The government of Morocco has announced the formation of a committee to oversee the construction of a port at Dakhla, a city with a population of about 100,000 in the disputed Western Sahara.
The committee, which was organised by the Ministry of Equipment, is expected to launch tenders for the project before the end of the year. The government has set a seven-year deadline for the completion of the port and a budget of $1bn.
The project is part of the country’s 2030 National Ports Strategy, which envisages the construction of six ports in Morocco’s southern regions.
In his speech announcing the plan in November 2015, King Mohammed VI said the aim was to integrate the provinces into a "unified homeland" and to "enhance the influence of the Sahara region as an economic hub and a crucial link between Morocco and its African roots".

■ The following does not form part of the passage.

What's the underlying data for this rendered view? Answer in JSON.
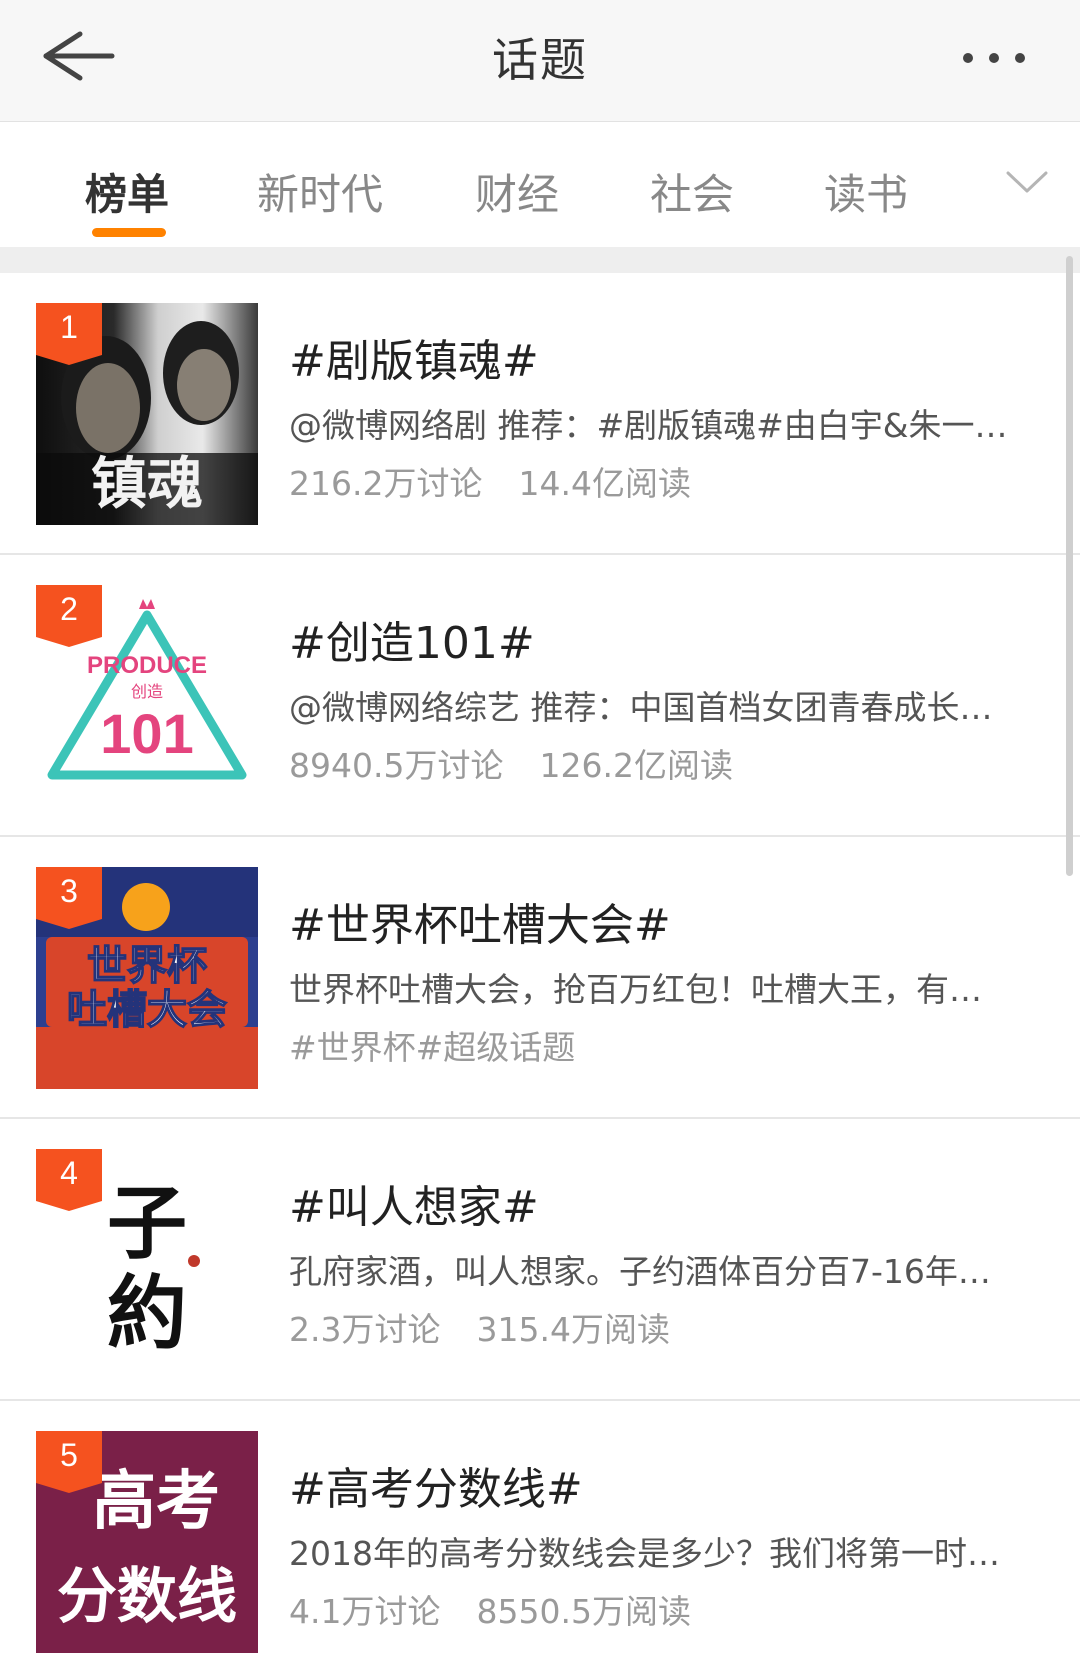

As well as ports, the development model includes airports and a railway between Tangier and Lagouira, the southernmost point in the Western Sahara. The projects aim to support the social economy and to create job opportunities.
Morocco has control of most of the territory in the Western Sahara, including all the major cities and natural resources. However, the UN considers the Polisario Front to be the legitimate representative of the Sahrawi people, and maintains that the Sahrawis have a right to self-determination.
A Moroccan diplomat, who spoke on condition of anonymity, told Morocco World News that "this investment and the more than $7bn that Morocco has pledged to invest in the region since 2015 are a rebuttal to Polisario’s claims that Morocco has been exploiting the natural resourcesof Western Sahara".